The Brisbane music scene was a fertile place in the ’90s, and soon Adele was immersed in the city’s vibrant alt-electric-folk scene, constantly playing gigs.
In 1995, Brisbane, she began playing with Robert Forster and drummer Glenn Thompson, from Custard, as Forster worked on material for his 1996 solo album Warm Nights and of which they toured extensively around the world and locally. She played in the short-lived but superb Far Out Corporation with Ian Haug from Powderfinger and Forster’s co-writing partner from The Go-Betweens, Grant McLennan. A self-titled album was released in 1998. Adele and Glenn also worked up Grant's last solo album, 'In Your Bright Ray' rehearsing regularly and demoing the album.
She then moved to Melbourne to record and tour with The Dave Graney Show, recording 4 albums with the band and living and breathing the Melbourne music scene for 8 years.
When Forster and McLennan decided to formed the second incarnation of The Go-Betweens, Pickvance was asked by McLennan to join the band as bass player and played on The Friends of Rachel Worth, released in 2000. Thompson joined on drums for Bright Yellow, Bright Orange and the band toured the world. The band’s final album, Oceans Apart, was a five-star classic that won the ARIA Award for best adult contemporary album.
After Grant McLennan’s death in 2006, Adele played on Forster’s album The Evangelist, which contained the last songs McLennan had written.
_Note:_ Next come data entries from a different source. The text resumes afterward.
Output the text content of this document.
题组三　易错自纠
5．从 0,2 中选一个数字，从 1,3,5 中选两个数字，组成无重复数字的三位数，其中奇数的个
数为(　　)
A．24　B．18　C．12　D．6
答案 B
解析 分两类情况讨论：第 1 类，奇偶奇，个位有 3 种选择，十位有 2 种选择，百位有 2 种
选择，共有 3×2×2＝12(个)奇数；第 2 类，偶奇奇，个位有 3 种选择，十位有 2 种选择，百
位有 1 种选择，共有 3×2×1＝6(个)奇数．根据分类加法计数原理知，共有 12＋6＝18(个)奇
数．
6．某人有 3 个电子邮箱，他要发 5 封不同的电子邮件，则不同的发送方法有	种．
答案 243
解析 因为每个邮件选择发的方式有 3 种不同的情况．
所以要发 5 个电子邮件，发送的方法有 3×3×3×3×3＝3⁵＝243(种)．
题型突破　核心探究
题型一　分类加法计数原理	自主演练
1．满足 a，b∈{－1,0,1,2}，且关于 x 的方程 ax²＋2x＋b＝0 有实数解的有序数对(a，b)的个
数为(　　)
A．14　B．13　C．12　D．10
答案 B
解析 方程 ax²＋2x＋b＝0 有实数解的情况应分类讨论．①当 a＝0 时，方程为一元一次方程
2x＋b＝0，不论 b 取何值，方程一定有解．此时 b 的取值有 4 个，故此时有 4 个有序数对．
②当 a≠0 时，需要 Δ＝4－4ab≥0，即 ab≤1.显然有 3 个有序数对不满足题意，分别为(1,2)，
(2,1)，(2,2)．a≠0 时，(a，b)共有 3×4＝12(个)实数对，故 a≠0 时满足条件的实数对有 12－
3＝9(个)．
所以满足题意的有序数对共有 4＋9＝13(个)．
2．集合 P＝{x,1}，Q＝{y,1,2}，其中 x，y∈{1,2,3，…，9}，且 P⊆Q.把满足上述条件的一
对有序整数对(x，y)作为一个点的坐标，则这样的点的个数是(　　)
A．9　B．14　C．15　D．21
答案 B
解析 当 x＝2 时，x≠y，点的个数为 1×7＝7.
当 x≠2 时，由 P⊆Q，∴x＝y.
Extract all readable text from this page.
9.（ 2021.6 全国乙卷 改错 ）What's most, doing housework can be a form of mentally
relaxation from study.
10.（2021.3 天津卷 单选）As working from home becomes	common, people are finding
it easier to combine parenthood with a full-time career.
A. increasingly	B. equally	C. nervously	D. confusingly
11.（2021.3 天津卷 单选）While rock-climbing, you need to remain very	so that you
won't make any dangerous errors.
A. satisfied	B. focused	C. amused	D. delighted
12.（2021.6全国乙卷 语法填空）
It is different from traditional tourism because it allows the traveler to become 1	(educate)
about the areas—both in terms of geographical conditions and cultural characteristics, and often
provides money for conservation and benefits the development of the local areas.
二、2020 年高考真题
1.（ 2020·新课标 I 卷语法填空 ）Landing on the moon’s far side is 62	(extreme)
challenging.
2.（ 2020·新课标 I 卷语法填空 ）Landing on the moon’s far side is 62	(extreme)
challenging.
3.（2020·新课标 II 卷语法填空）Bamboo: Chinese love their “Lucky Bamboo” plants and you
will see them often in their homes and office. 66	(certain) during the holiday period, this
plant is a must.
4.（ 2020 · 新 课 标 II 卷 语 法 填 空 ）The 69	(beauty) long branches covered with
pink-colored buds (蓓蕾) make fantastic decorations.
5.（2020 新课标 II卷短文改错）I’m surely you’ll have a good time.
It marked the end of a era that taught Adele so much about music, and the creative life.
Adele has also worked with artists including Clare Moore, Billy Miller of The Ferrets and Scott Spark, Ranger and The Mumps.
In 2012, while Adele was living in Sydney, Adele and Glenn released the album Carrington Street, a self produced album picked up by the German label Glitterhouse Records, reviewed glowingly in Europe and at home.
In 2016 she released her first solo collection, the My White Rabbit EP, songs recorded in her home studio in Marrickville.
Back in Brisbane,in 2018 Adele formed Adele and the Chandeliers, a 3 piece post punk band, with little bit of pop, with guitarist Scott Mercer and drummer Ash Shanahan.
The band’s debut song, German on My Mind, was released in November 2019.
“I learnt so much from all the great people I’ve worked with, right back to the trio, Warm Nights, with Glenn and Robert,” Adele says. “When I look back in my diary, we were rehearsing two or three times a week, working on a songs for hours,, really nailing the groove and flow".
“After all these years of playing, this is the first time I’ve had to be a leader, organise the practice, book the studio, look for the shows, present the songs to the band, be the person up front singing the songs. It’s something I’ve had to learn but when you find the right people to play with, everything else seems to flow.”